I recall happening upon an ancient book on biology in a library, and glancing at what someone in the field thought about eugenics a hundred years ago. The author was as racist as one would expect for his time, but he considered eugenics an absolute waste of time on the basis that actually having a significant impact would require interventions on a vastly larger scale than anybody was really imagining; in practice, he thought it obvious that any deliberate selection effects would be miniscule and completely swamped by the ongoing effects of normal human mate selection practices. I don’t know if his view was widespread, but it does seem to be true of eugenics on the scale it was usually discussed or attempted by anyone except the Nazis, and something that at least some people had figured out even before eugenics went out of favor for other reasons.
Interesting point, although it has the problem that we haven’t actually observed eugenics being useless because of the vast scale of intervention required. (Since the Nazis were stopped, and the other reasons for eugenics not working—e.g., having become a dirty word—could well explain its apparent uselessness even if the “vast scale” was not a problem.)
Your “as one would expect” comment reminded me of something obvious that doesn’t seem to be mentioned. One of the thing SF does is try to anticipate the future. I’ve read last year some rather old SF (early Harlan Ellison and the like), and the contrast between what “sounds weird” now and didn’t then, and vice-versa, suggests that we could “extract predictions” from such stories.
The example that came to mind was that the “weird future thing” in one of the stories (which, incidentally, I think was set around now) was that “in the future” only women were doing some cool job (I think piloting), almost never men, because women were better at it. The claim would sound normal now, but was probably a daring prediction for the time.
So, the trick for finding good predictions would be to read old SF, notice things that you wouldn’t notice around you, but that would be daringly avant-garde at the time. (For failed predictions, look for things that still sound weird.)
Although, of course, 90% of everything is mostly crap, including SF, even the good SF isn’t always applicable, and that “historical precedent that people are using to inform their decision making” part is harder. I heard (within the last decade or so) of some part of the US government explicitly asking for predictions from SF writers, but I doubt that would have happened much fifty years ago, much less actually taking the advice.
In Starship Troopers, women were the pilots—iirc, because of better reflexes.

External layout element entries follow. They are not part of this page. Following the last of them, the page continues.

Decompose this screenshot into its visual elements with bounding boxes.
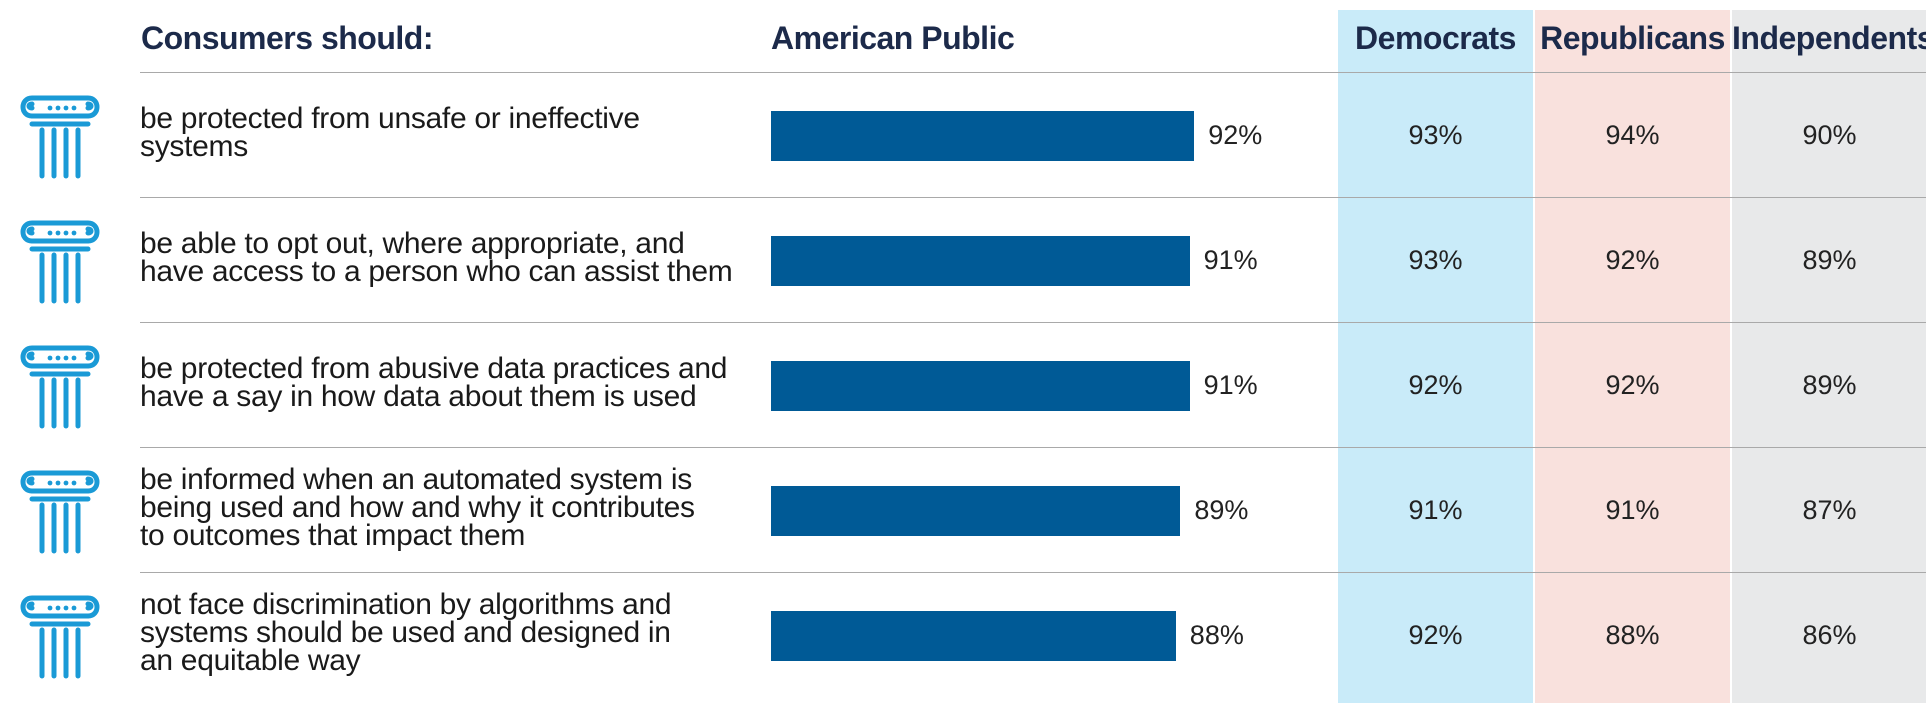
- statement-text: be informed when an automated system is b…: [140, 462, 740, 552]
- american-public-bar: [771, 236, 1190, 286]
- statement-line: systems should be used and designed in: [140, 615, 671, 649]
- american-public-header: American Public: [771, 20, 1015, 56]
- greek-column-icon: [10, 584, 110, 684]
- independents-value: 86%: [1802, 620, 1857, 650]
- statement-line: be informed when an automated system is: [140, 462, 692, 496]
- statement-header: Consumers should:: [141, 20, 433, 56]
- greek-column-icon: [10, 459, 110, 559]
- row-divider: [140, 572, 1926, 573]
- republicans-value: 88%: [1605, 620, 1660, 650]
- statement-line: not face discrimination by algorithms an…: [140, 587, 672, 621]
- democrats-value: 91%: [1408, 495, 1463, 525]
- statement-line: an equitable way: [140, 643, 361, 677]
- row-divider: [140, 72, 1926, 73]
- democrats-column-bg: [1338, 10, 1533, 703]
- democrats-value: 93%: [1408, 245, 1463, 275]
- republicans-value: 92%: [1605, 245, 1660, 275]
- american-public-bar: [771, 611, 1176, 661]
- independents-value: 87%: [1802, 495, 1857, 525]
- statement-text: be protected from unsafe or ineffective s…: [140, 101, 740, 163]
- statement-text: not face discrimination by algorithms an…: [140, 587, 740, 677]
- row-divider: [140, 447, 1926, 448]
- american-public-value: 92%: [1208, 120, 1263, 150]
- independents-value: 89%: [1802, 245, 1857, 275]
- statement-line: to outcomes that impact them: [140, 518, 526, 552]
- american-public-value: 89%: [1194, 495, 1249, 525]
- greek-column-icon: [10, 84, 110, 184]
- american-public-bar: [771, 486, 1181, 536]
- statement-line: systems: [140, 129, 248, 163]
- democrats-header: Democrats: [1355, 20, 1516, 56]
- statement-text: be protected from abusive data practices…: [140, 351, 740, 413]
- row-divider: [140, 322, 1926, 323]
- democrats-value: 93%: [1408, 120, 1463, 150]
- democrats-value: 92%: [1408, 620, 1463, 650]
- independents-value: 89%: [1802, 370, 1857, 400]
- statement-line: have access to a person who can assist t…: [140, 254, 733, 288]
- greek-column-icon: [10, 209, 110, 309]
- american-public-value: 91%: [1203, 370, 1258, 400]
- republicans-value: 91%: [1605, 495, 1660, 525]
- greek-column-icon: [10, 334, 110, 434]
- statement-line: be protected from abusive data practices…: [140, 351, 728, 385]
- row-divider: [140, 197, 1926, 198]
- american-public-bar: [771, 111, 1195, 161]
- statement-line: be able to opt out, where appropriate, a…: [140, 226, 685, 260]
- statement-text: be able to opt out, where appropriate, a…: [140, 226, 740, 288]
- american-public-value: 88%: [1189, 620, 1244, 650]
- statement-line: be protected from unsafe or ineffective: [140, 101, 640, 135]
- statement-line: have a say in how data about them is use…: [140, 379, 697, 413]
- republicans-value: 92%: [1605, 370, 1660, 400]
- independents-value: 90%: [1802, 120, 1857, 150]
- american-public-bar: [771, 361, 1190, 411]
- statement-line: being used and how and why it contribute…: [140, 490, 695, 524]
- republicans-column-bg: [1535, 10, 1730, 703]
- republicans-value: 94%: [1605, 120, 1660, 150]
- american-public-value: 91%: [1203, 245, 1258, 275]
- independents-header: Independents: [1732, 20, 1926, 56]
- republicans-header: Republicans: [1540, 20, 1725, 56]
- independents-column-bg: [1732, 10, 1926, 703]
- democrats-value: 92%: [1408, 370, 1463, 400]
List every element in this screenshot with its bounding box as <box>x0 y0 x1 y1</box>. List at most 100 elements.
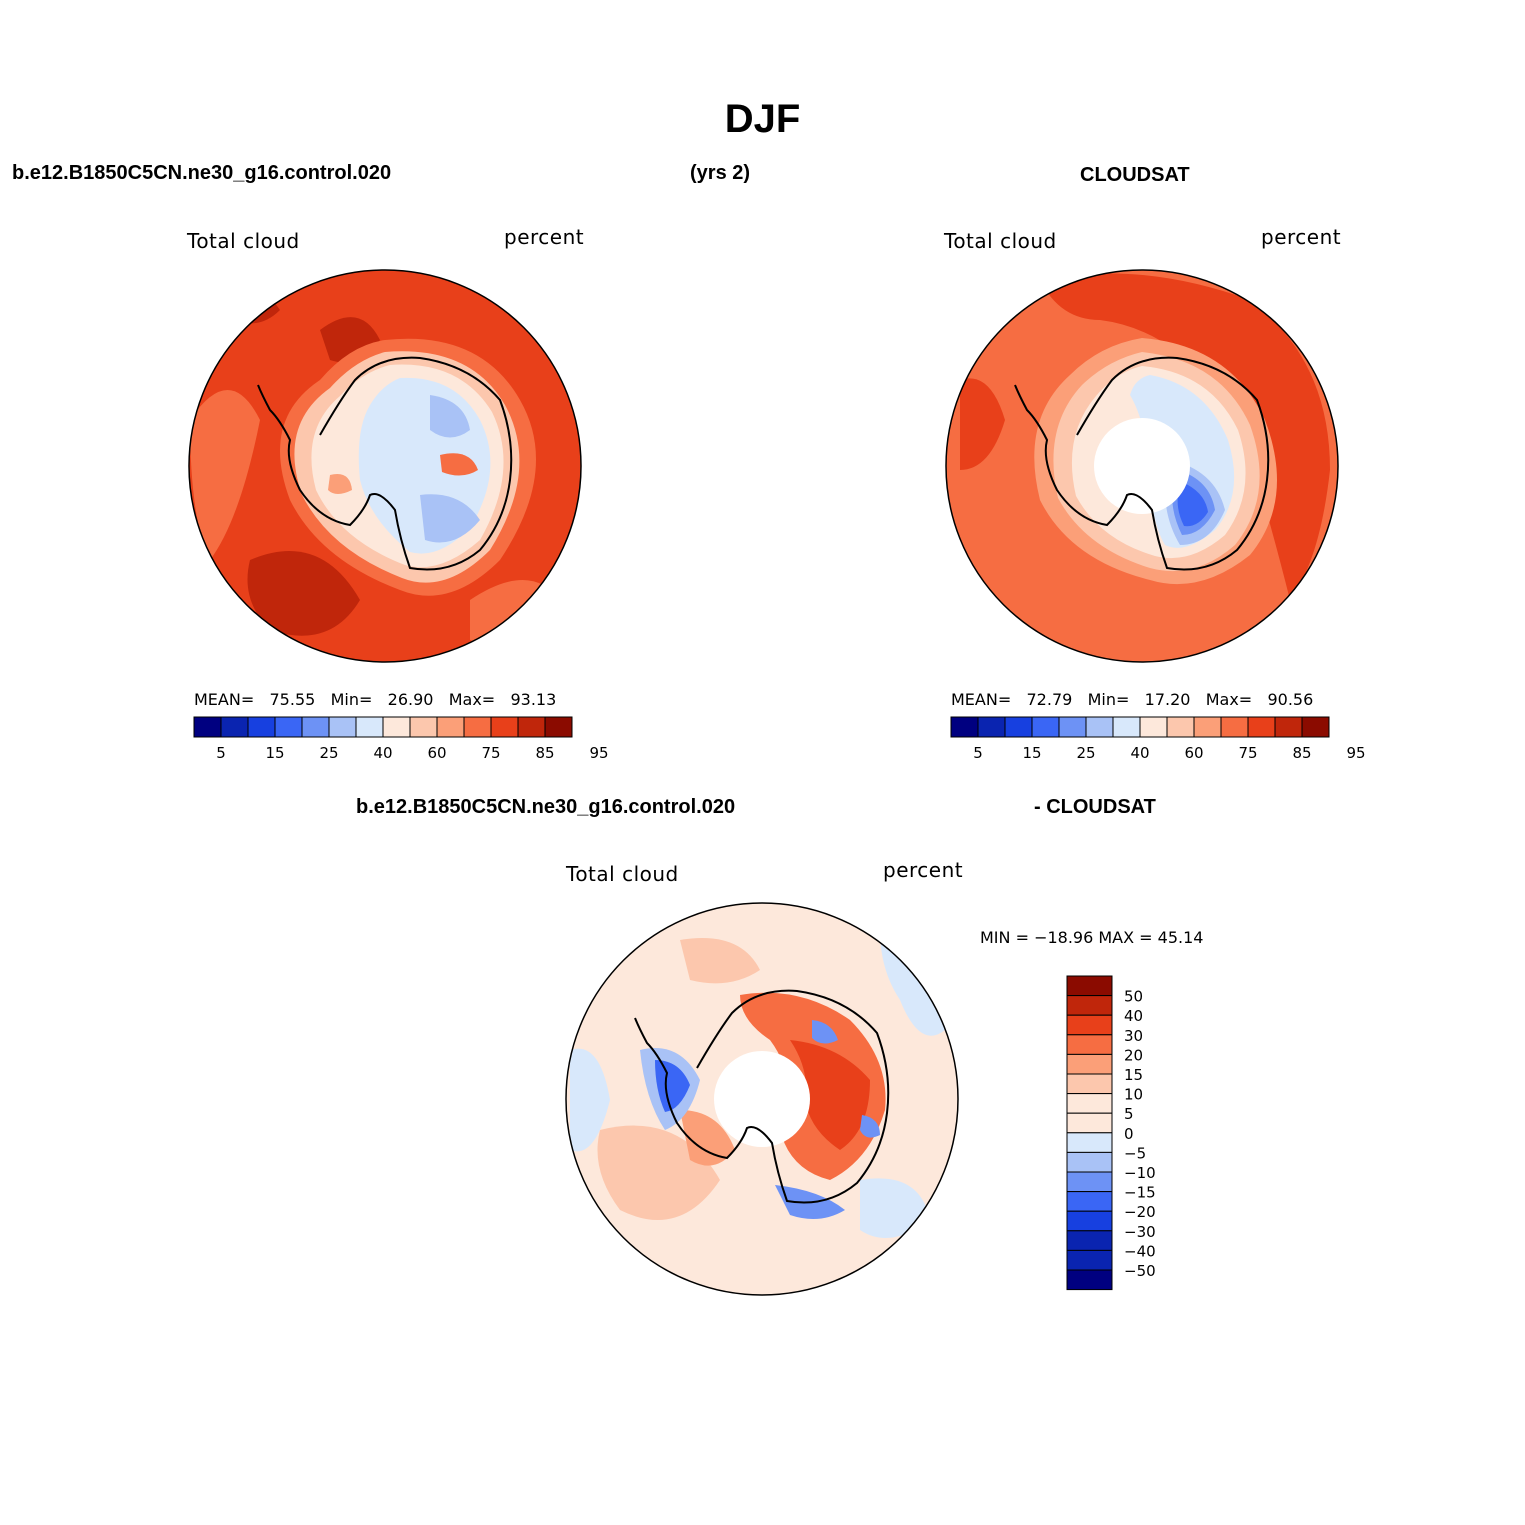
obs-colorbar-tick-label: 15 <box>1022 744 1041 762</box>
model-stats: MEAN= 75.55 Min= 26.90 Max= 93.13 <box>194 690 556 709</box>
model-colorbar-tick-label: 85 <box>535 744 554 762</box>
obs-stats: MEAN= 72.79 Min= 17.20 Max= 90.56 <box>951 690 1313 709</box>
diff-colorbar-swatch <box>1066 1034 1113 1055</box>
model-min-label: Min= <box>330 690 373 709</box>
model-colorbar-tick-label: 25 <box>319 744 338 762</box>
model-antarctica-coastline <box>257 356 513 571</box>
obs-colorbar-swatch <box>1193 716 1222 738</box>
obs-colorbar-swatch <box>1301 716 1330 738</box>
diff-colorbar-swatch <box>1066 975 1113 997</box>
obs-min-label: Min= <box>1087 690 1130 709</box>
obs-colorbar-swatch <box>1112 716 1141 738</box>
model-colorbar-swatch <box>193 716 222 738</box>
model-colorbar-swatch <box>463 716 492 738</box>
obs-max-label: Max= <box>1205 690 1253 709</box>
model-colorbar-swatch <box>328 716 357 738</box>
diff-colorbar-tick-label: −10 <box>1124 1164 1156 1182</box>
obs-colorbar-swatch <box>1058 716 1087 738</box>
obs-colorbar-swatch <box>1139 716 1168 738</box>
diff-colorbar-swatch <box>1066 1053 1113 1075</box>
obs-colorbar-swatch <box>950 716 979 738</box>
diff-obs-label: - CLOUDSAT <box>1034 796 1156 818</box>
diff-polar-map <box>566 903 958 1295</box>
diff-map-border <box>565 902 959 1296</box>
diff-colorbar-swatch <box>1066 1269 1113 1291</box>
obs-name-label: CLOUDSAT <box>1080 164 1190 186</box>
obs-mean-value: 72.79 <box>1026 690 1073 709</box>
model-colorbar-tick-label: 60 <box>427 744 446 762</box>
diff-colorbar-swatch <box>1066 1073 1113 1095</box>
model-variable-label: Total cloud <box>187 229 300 253</box>
obs-colorbar-swatch <box>977 716 1006 738</box>
model-colorbar-swatch <box>220 716 249 738</box>
diff-antarctica-coastline <box>634 989 890 1204</box>
diff-colorbar-swatch <box>1066 1191 1113 1212</box>
diff-case-label: b.e12.B1850C5CN.ne30_g16.control.020 <box>356 796 736 818</box>
case-name-label: b.e12.B1850C5CN.ne30_g16.control.020 <box>12 162 392 184</box>
model-colorbar-swatch <box>382 716 411 738</box>
model-colorbar-swatch <box>517 716 546 738</box>
plot-title: DJF <box>724 97 801 141</box>
model-colorbar-tick-label: 75 <box>481 744 500 762</box>
diff-colorbar-swatch <box>1066 1249 1113 1271</box>
diff-colorbar-tick-label: 40 <box>1124 1007 1143 1025</box>
obs-colorbar-tick-label: 85 <box>1292 744 1311 762</box>
obs-colorbar-tick-label: 95 <box>1346 744 1365 762</box>
obs-colorbar-swatch <box>1166 716 1195 738</box>
diff-colorbar-tick-label: −50 <box>1124 1262 1156 1280</box>
model-colorbar-tick-label: 95 <box>589 744 608 762</box>
model-mean-label: MEAN= <box>194 690 255 709</box>
model-colorbar: 5 15 25 40 60 75 85 95 <box>193 716 609 762</box>
obs-colorbar: 5 15 25 40 60 75 85 95 <box>950 716 1366 762</box>
obs-min-value: 17.20 <box>1144 690 1191 709</box>
diff-colorbar-swatch <box>1066 1210 1113 1232</box>
diff-minmax: MIN = −18.96 MAX = 45.14 <box>980 928 1204 947</box>
model-units-label: percent <box>504 225 585 249</box>
diff-colorbar-tick-label: −30 <box>1124 1223 1156 1241</box>
diff-colorbar-tick-label: 15 <box>1124 1066 1143 1084</box>
model-min-value: 26.90 <box>387 690 434 709</box>
model-mean-value: 75.55 <box>269 690 316 709</box>
diff-colorbar-tick-label: −5 <box>1124 1144 1146 1162</box>
model-max-label: Max= <box>448 690 496 709</box>
diff-colorbar-swatch <box>1066 995 1113 1016</box>
obs-colorbar-swatch <box>1031 716 1060 738</box>
diff-colorbar-swatch <box>1066 1171 1113 1193</box>
diff-colorbar-tick-label: 50 <box>1124 988 1143 1006</box>
model-colorbar-swatch <box>409 716 438 738</box>
diff-colorbar-tick-label: 0 <box>1124 1125 1134 1143</box>
diff-colorbar-tick-label: 30 <box>1124 1027 1143 1045</box>
model-colorbar-tick-label: 40 <box>373 744 392 762</box>
model-colorbar-swatch <box>544 716 573 738</box>
obs-mean-label: MEAN= <box>951 690 1012 709</box>
obs-colorbar-swatch <box>1004 716 1033 738</box>
diff-colorbar-tick-label: 10 <box>1124 1086 1143 1104</box>
diff-colorbar-swatch <box>1066 1112 1113 1134</box>
years-label: (yrs 2) <box>690 162 751 184</box>
diff-colorbar-tick-label: −40 <box>1124 1242 1156 1260</box>
obs-colorbar-swatch <box>1247 716 1276 738</box>
model-map-border <box>188 269 582 663</box>
model-max-value: 93.13 <box>510 690 557 709</box>
model-colorbar-swatch <box>247 716 276 738</box>
model-colorbar-swatch <box>436 716 465 738</box>
diff-colorbar-swatch <box>1066 1093 1113 1114</box>
diff-colorbar-swatch <box>1066 1014 1113 1036</box>
diff-colorbar-tick-label: 20 <box>1124 1046 1143 1064</box>
model-colorbar-tick-label: 5 <box>216 744 226 762</box>
obs-polar-map <box>946 270 1338 662</box>
diff-colorbar-swatch <box>1066 1132 1113 1153</box>
obs-colorbar-swatch <box>1274 716 1303 738</box>
obs-colorbar-tick-label: 60 <box>1184 744 1203 762</box>
model-colorbar-swatch <box>274 716 303 738</box>
diff-colorbar-tick-label: −15 <box>1124 1184 1156 1202</box>
obs-max-value: 90.56 <box>1267 690 1314 709</box>
diff-colorbar-swatch <box>1066 1230 1113 1251</box>
model-colorbar-swatch <box>490 716 519 738</box>
obs-colorbar-swatch <box>1085 716 1114 738</box>
diff-colorbar-swatch <box>1066 1151 1113 1173</box>
model-polar-map <box>189 270 581 662</box>
diff-variable-label: Total cloud <box>566 862 679 886</box>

Not Heinlein’s best moment, forecasting-wise. That males have better visuospatial skills and faster reaction times are stalwarts of the gender differences literature.
True, though… do you really think that was an actual forecast in any meaningful way? I mean, other than “the future will be different, and women are better than men at other things than housekeeping”.
Well, even if it’s not a forecast, it’s still not a great example because anyone familiar with the facts (the reaction time literature and gender differences go back to the 1800s, for example) will dismiss it annoyedly (‘no, that’s not how it works. Also, explosions in space don’t produce any sound!’)
Still, flying was sufficiently new that most people wouldn’t probably be justified in reaching very high confidence about what abilities are needed and in what combination, especially for future aircraft, just by knowing all the literature existing up to then. (Also, if you live in a world where women almost never are trained and then work for years at some task X, it’s more or less impossible to compare (with statistical significance) how good experienced men and women are at X, because it would take years to obtain female candidates.)
Now that I think of it, that too. But I’m pretty sure it was something/someone else. Strange that two authors would use that particular speculation, in what I think were very different kinds of stories.